I have to admit that I am terrified of the parable about the
rich man and Lazarus the beggar. When
you really think about it, it is terrifying.
A rich man ate well and dressed in fine clothes. Well, he
didn’t just eat well, he feasted every day and he didn’t just wear nice
clothes, he wore purple and fine linen. Purple
was the color of royalty and linen, so light and beautiful, was one of the most
expensive fabrics in Israel. Meanwhile outside the rich man’s house, a poor man
named Lazarus lay there dying. He was not only poor and hungry but he had
sores. And the dogs came and licked his sores. He was degraded to lower than a
dog. He lay in the dirt. And the poor man has a name, Lazarus. And the
rich man does not.
Both men die and Jesus paints a vivid picture of what happens
next. Lazarus is taken to heaven by
angels where he sits with Abraham. The rich man just ends up in Hades and we
don’t really know how he got there. But
what we do know is that he is very hot. There is fire all around him and it
torments him. Worse still, the rich man can see Lazarus and Abraham in the
comforts of heaven. He can see them but he can’t get to them. He must watch paradise from a seat in hell.
The rich man asks Abraham to send Lazarus to dip the tip of
his finger in water and cool his tongue.
It is a small request. He does
not question his fate. He does not yell
and scream. He does not ask for a way
out of hell. All he asks is for a tiny bit of water, enough to moisten the tip
of a finger, a tongue. But Abraham
answers by telling him about the chasm.
Abraham addresses the rich man with the word “child.” He does
not seem angry or offended by the rich man, rather, it seems that he is trying
to educate someone who knows next to nothing, someone like a child.
Abraham describes the gap to the rich man. “There is a great
gap between heaven and hell and you can’t cross over. No one can, not in either direction.” And
this is what I find so hard to digest in this parable. Heaven and hell are cut off from each other. There is no redo. Once you end up in one place or the other,
that’s it.
And the rich man ends up in Hades because he did not see the
man who sat on the ground right on his doorstep. He did not see a person there. He had a chance to make a connection that
would have served as a bridge between him and Lazarus, but the gap that was
there in life was even worse in death.
The rich man could simply not cross over.

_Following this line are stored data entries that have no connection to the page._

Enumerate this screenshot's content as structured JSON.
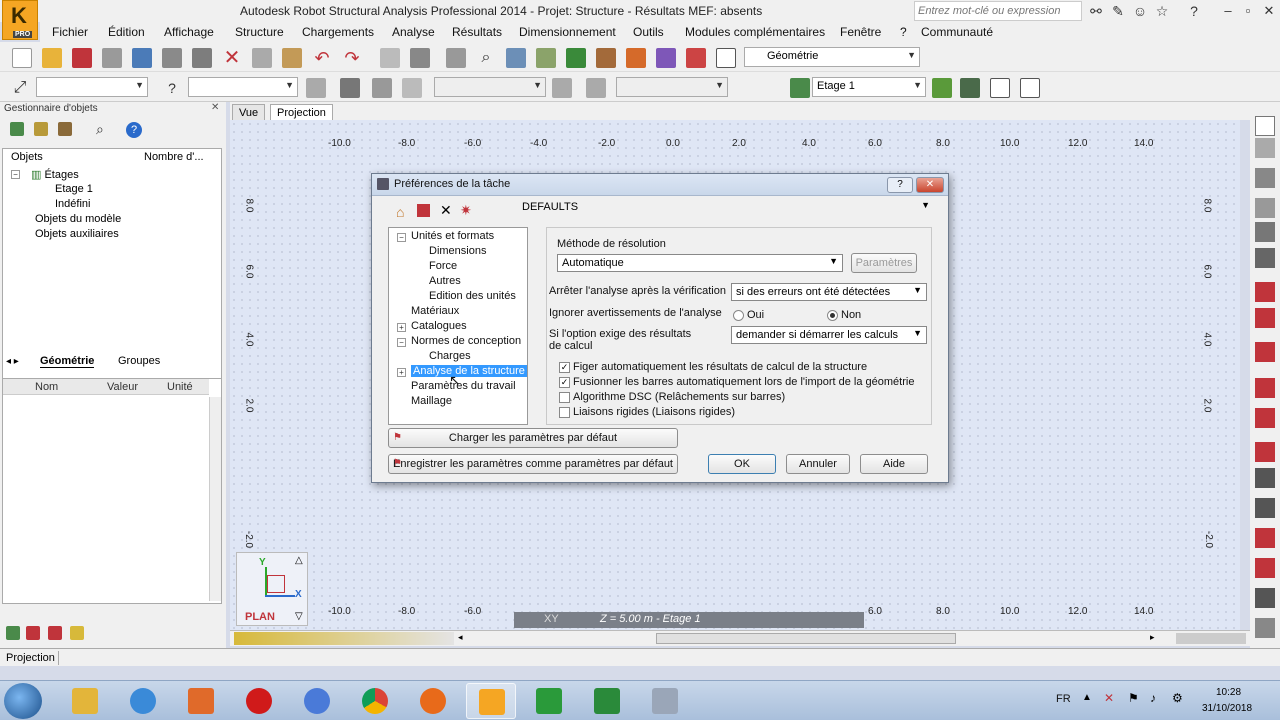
{
  "window": {
    "title": "Autodesk Robot Structural Analysis Professional 2014 - Projet: Structure - Résultats MEF: absents",
    "search_placeholder": "Entrez mot-clé ou expression",
    "logo_letter": "K",
    "logo_badge": "PRO"
  },
  "menu": [
    "Fichier",
    "Édition",
    "Affichage",
    "Structure",
    "Chargements",
    "Analyse",
    "Résultats",
    "Dimensionnement",
    "Outils",
    "Modules complémentaires",
    "Fenêtre",
    "?",
    "Communauté"
  ],
  "toolbar": {
    "view_combo": "Géométrie",
    "level_combo": "Etage 1"
  },
  "object_manager": {
    "title": "Gestionnaire d'objets",
    "col_objects": "Objets",
    "col_count": "Nombre d'...",
    "tree": [
      {
        "label": "Étages",
        "depth": 0
      },
      {
        "label": "Etage 1",
        "depth": 1
      },
      {
        "label": "Indéfini",
        "depth": 1
      },
      {
        "label": "Objets du modèle",
        "depth": 0
      },
      {
        "label": "Objets auxiliaires",
        "depth": 0
      }
    ],
    "tabs": [
      "Géométrie",
      "Groupes"
    ],
    "props_cols": [
      "Nom",
      "Valeur",
      "Unité"
    ]
  },
  "view": {
    "tabs": [
      "Vue",
      "Projection"
    ],
    "x_ticks": [
      "-10.0",
      "-8.0",
      "-6.0",
      "-4.0",
      "-2.0",
      "0.0",
      "2.0",
      "4.0",
      "6.0",
      "8.0",
      "10.0",
      "12.0",
      "14.0"
    ],
    "y_ticks": [
      "8.0",
      "6.0",
      "4.0",
      "2.0",
      "-2.0"
    ],
    "plan_label": "PLAN",
    "axis_x": "X",
    "axis_y": "Y",
    "bottom_info_left": "XY",
    "bottom_info": "Z = 5.00 m - Etage 1"
  },
  "status_bar": {
    "text": "Projection"
  },
  "dialog": {
    "title": "Préférences de la tâche",
    "help_btn": "?",
    "close_btn": "✕",
    "preset": "DEFAULTS",
    "tree": [
      {
        "label": "Unités et formats",
        "depth": 0,
        "expander": "−"
      },
      {
        "label": "Dimensions",
        "depth": 1
      },
      {
        "label": "Force",
        "depth": 1
      },
      {
        "label": "Autres",
        "depth": 1
      },
      {
        "label": "Edition des unités",
        "depth": 1
      },
      {
        "label": "Matériaux",
        "depth": 0
      },
      {
        "label": "Catalogues",
        "depth": 0,
        "expander": "+"
      },
      {
        "label": "Normes de conception",
        "depth": 0,
        "expander": "−"
      },
      {
        "label": "Charges",
        "depth": 1
      },
      {
        "label": "Analyse de la structure",
        "depth": 0,
        "expander": "+",
        "selected": true
      },
      {
        "label": "Paramètres du travail",
        "depth": 0
      },
      {
        "label": "Maillage",
        "depth": 0
      }
    ],
    "method_label": "Méthode de résolution",
    "method_value": "Automatique",
    "params_btn": "Paramètres",
    "stop_label": "Arrêter l'analyse après la vérification",
    "stop_value": "si des erreurs ont été détectées",
    "ignore_label": "Ignorer avertissements de l'analyse",
    "radio_yes": "Oui",
    "radio_no": "Non",
    "option_label_1": "Si l'option exige des résultats",
    "option_label_2": "de calcul",
    "option_value": "demander si démarrer les calculs",
    "checkboxes": [
      {
        "label": "Figer automatiquement les résultats de calcul de la structure",
        "checked": true
      },
      {
        "label": "Fusionner les barres automatiquement lors de l'import de la géométrie",
        "checked": true
      },
      {
        "label": "Algorithme DSC (Relâchements sur barres)",
        "checked": false
      },
      {
        "label": "Liaisons rigides (Liaisons rigides)",
        "checked": false
      }
    ],
    "load_defaults_btn": "Charger les paramètres par défaut",
    "save_defaults_btn": "Enregistrer les paramètres comme paramètres par défaut",
    "ok_btn": "OK",
    "cancel_btn": "Annuler",
    "help_text_btn": "Aide"
  },
  "taskbar": {
    "lang": "FR",
    "time": "10:28",
    "date": "31/10/2018"
  },
  "colors": {
    "selection": "#3399ff",
    "dialog_title": "#c9d7ea",
    "close_btn": "#c9452e",
    "robot_logo": "#f5a623"
  }
}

The rich man failed to see Lazarus. Lazarus looked so
different. He was so dirty, so ugly, so smelly.
The rich man didn’t want to see.
So he just walked on by and the distance that he created became the
chasm that kept him from God.
The distance that he created became the chasm that kept him
from God.
Our relationship with one another is part of our relationship
with God. When we fail to see each
other, when we allow the gap to exist, we alienate ourselves from God.
All over this country, there are riots going on in our
cities. These riots have been going on periodically for decades. White and black people are not seeing one
another as human beings. There is still
so much blindness. So little
communication. So much hatred. And we all are suffering, all of us.
Lazarus was lying right in the path of the rich man, at the
gate to his home. He was right at his
doorstep. The rich man had to pass by
Lazarus every time he left home and every time he returned. And even still, he
did not see Lazarus as a human being. Day after day, he simply refused to see.
So how can we bridge the gap in this life? What could the rich man have done to save
himself from eternal torment? The answer
is simple. See Lazarus. Enter his
skin. Learn about him. Serve him.
God is not asking us to fix it the problems of the world or
the suffering of humanity, but to see the people who are in our path as
people. To learn their names. To see with God’s eyes and to ask ourselves,
“What is God asking of me?”
This love your neighbor as yourself stuff, it’s no joke. We
are being asked to close the gap.
It’s scary to see each other, to risk letting someone change
our lives. But if Jesus is right, it is essential. We cannot cross the gap to God if we haven’t
crossed the gap to understand each other.
Yesterday, I was leaving the church after an
emotionally-charged funeral. I was
walking to my car when a homeless woman came marching towards me swearing at
the top of her lungs. She seemed to want to tell me something, but the swear
words were so thick that I had to ask her to stop swearing so much simply so I
could understand her. She was carrying a
children’s book wrapped in plastic, like the kind you get at a McDonalds drive
through or a Chick Fil A. When she
slowed down enough, I began to understand her story.
It turns out that this woman had tried to give the children’s
book to a little girl as she and her family were leaving the church after the
funeral. And the little girl refused to take it.
“I had a present for her!” the woman cried. “And she didn’t
want it!”
I realized that this woman, who was so loud and abrasive, had
had her feelings hurt. When I told her
that it sounded like this hurt her feelings, she said, “Yeah it did! That little girl…she broke my heart!”
And then, to my surprise, the woman thanked me for listening
and walked on. Turns out that all that
she needed was simply to be heard.
Who is on your doorstep?
That person is an essential part of your story, a way for you to grow
closer to God.
To close the gaps in this broken world is to grow to God in
the next. It is all so intertwined. We
must see one another as human beings for the very salvation of our souls.